Auch im Motorsport plant die Marke ein Comeback – jedoch nicht in der Rallye-Weltmeisterschaft, sondern in der Elektro-Rennserie Formel E. Zum 60. Jubiläum von Citroën Racing wolle man mit einem Werksteam antreten. Die Entscheidung sei Ausdruck des neuen E-Fokus der Marke, erklärte Chardon. „Wir waren erfolgreich bei der Rallye Dakar, haben acht Mal die Rallye-Weltmeisterschaft gewonnen. Jetzt beginnt ein neues Abenteuer: die Formel E.“
Zur politischen Diskussion über das EU-weite Aus von neuen, fossil betriebenen Verbrenner-Pkw ab 2035 äußert sich der Markenchef pragmatisch. Während Elektroautos bei Pkw zunehmend erschwinglich würden, sehe er große Herausforderungen bei leichten Nutzfahrzeugen. Für viele Handwerksbetriebe und Lieferdienste fehle eine praktikable Ladeinfrastruktur, und das Laden an der Straße sei oft teurer als Diesel.

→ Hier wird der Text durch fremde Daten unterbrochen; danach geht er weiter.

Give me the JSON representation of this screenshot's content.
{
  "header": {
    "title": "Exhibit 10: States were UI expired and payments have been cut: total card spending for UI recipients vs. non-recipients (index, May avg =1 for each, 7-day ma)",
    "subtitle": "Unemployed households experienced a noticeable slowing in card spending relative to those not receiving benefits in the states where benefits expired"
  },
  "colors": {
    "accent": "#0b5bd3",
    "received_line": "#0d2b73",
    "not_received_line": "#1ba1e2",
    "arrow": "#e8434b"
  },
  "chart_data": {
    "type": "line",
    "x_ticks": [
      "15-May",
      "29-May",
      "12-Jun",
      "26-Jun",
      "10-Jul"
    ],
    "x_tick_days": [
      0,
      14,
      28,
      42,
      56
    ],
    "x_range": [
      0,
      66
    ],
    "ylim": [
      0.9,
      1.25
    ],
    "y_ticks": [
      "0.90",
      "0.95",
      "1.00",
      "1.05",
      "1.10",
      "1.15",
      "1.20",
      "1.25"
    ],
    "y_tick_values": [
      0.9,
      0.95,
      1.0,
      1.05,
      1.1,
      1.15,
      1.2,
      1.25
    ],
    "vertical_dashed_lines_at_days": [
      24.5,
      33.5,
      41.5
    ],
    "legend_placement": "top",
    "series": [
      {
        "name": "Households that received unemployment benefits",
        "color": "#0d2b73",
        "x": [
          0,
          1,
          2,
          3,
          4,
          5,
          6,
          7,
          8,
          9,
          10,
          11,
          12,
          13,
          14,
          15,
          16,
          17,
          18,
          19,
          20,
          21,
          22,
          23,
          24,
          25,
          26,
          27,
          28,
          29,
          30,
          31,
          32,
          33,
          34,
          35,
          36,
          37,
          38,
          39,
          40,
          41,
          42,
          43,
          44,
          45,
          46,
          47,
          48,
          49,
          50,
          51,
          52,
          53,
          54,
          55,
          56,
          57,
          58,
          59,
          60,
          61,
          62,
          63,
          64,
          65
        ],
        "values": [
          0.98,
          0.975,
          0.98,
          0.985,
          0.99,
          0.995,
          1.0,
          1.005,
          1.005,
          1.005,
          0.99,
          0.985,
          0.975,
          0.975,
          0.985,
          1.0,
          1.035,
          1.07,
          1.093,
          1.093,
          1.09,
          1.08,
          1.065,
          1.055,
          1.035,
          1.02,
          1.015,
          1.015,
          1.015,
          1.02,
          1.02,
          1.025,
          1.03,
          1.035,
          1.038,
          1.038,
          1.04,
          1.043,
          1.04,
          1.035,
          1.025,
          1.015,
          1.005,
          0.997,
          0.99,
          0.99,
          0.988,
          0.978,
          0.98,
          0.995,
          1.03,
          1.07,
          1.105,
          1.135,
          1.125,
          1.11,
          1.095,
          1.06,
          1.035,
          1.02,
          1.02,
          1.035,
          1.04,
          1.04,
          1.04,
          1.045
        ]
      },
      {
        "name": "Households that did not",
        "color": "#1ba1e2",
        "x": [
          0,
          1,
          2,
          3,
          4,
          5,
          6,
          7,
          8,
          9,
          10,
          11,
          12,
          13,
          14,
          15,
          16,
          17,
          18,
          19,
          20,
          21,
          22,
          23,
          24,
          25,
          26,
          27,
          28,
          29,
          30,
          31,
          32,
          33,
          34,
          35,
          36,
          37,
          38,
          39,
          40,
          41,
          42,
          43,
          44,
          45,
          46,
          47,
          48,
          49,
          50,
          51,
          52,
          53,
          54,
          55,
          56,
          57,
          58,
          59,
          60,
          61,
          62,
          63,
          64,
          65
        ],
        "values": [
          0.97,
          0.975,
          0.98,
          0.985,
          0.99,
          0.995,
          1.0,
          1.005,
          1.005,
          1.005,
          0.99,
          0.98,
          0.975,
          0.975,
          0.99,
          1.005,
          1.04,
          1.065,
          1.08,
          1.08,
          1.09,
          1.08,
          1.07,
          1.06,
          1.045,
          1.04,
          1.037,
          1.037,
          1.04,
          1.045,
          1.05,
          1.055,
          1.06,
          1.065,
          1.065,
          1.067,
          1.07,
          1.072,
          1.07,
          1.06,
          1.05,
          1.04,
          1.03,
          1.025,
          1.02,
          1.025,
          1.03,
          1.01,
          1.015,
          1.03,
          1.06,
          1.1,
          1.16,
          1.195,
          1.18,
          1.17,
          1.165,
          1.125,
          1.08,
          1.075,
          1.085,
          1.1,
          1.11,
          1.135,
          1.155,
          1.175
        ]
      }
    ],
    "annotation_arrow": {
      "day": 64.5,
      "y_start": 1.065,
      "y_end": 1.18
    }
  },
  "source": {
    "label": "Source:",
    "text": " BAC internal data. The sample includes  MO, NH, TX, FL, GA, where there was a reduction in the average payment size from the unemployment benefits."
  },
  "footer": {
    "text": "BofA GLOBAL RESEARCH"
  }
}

„Alles auf Elektroantrieb zu setzen, halte ich für riskant“
Chardon warnt vor einem reinen Elektro-Dogma. Übergangstechnologien wie Range Extender oder moderne Plug-in-Hybride seien für viele Länder unverzichtbar, um CO₂-Emissionen zu senken, ohne Kunden finanziell zu überfordern. Ein vollständiger Fokus auf Elektroantrieb sei riskant, solange die Rahmenbedingungen nicht überall stimmten.

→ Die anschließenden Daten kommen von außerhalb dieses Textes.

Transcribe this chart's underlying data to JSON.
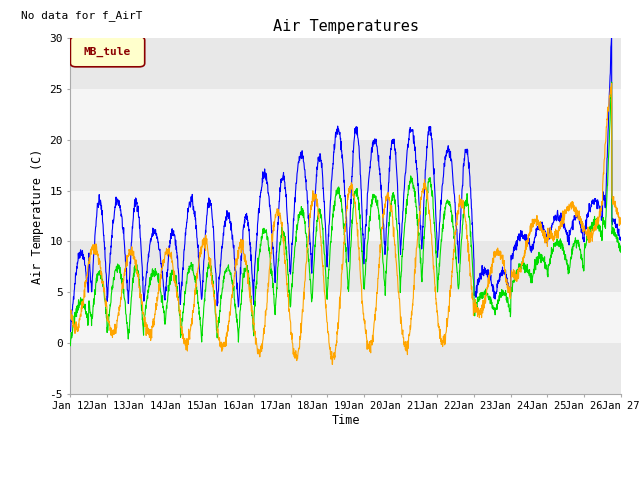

Trotz der Zugehörigkeit zum Stellantis-Konzern mit seinen 14 Marken will Chardon Citroën als eigenständige Größe bewahren. Er betont, dass die Marke ihren eigenen Weg gehen müsse: mutig, unkonventionell und erschwinglich. Modelle wie der kleine Stadtstromer Ami seien Beweis für diese Haltung – auch wenn sie nicht überall gleich erfolgreich seien.

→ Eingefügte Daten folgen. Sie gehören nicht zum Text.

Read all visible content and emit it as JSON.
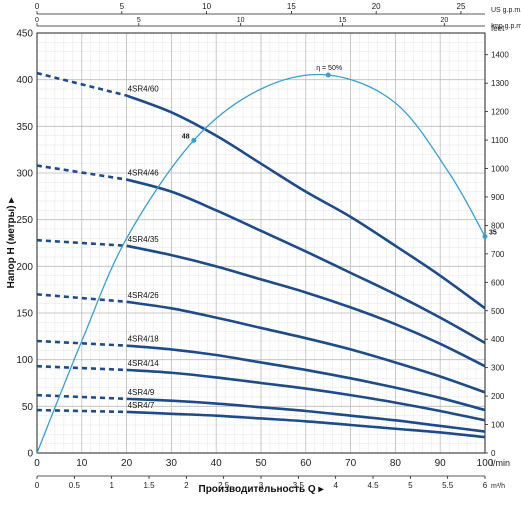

Retro-Design-Trends anderer Hersteller verfolgt Chardon mit Gelassenheit. Ein neues Modell im Stil des Citroën Visa werde es nicht geben. Stattdessen stehe das Grundprinzip des 2CV – einfache, zugängliche Mobilität – im Zentrum der Markenphilosophie. Zu Spekulationen über eine mögliche Zusammenlegung von Citroën und der Premiummarke DS äußerte sich der Manager nicht. Er verwies lediglich darauf, dass er „viel zu tun mit Citroën“ habe und diese Frage an Stellantis-Chef Antonio Filosa gerichtet werden müsse.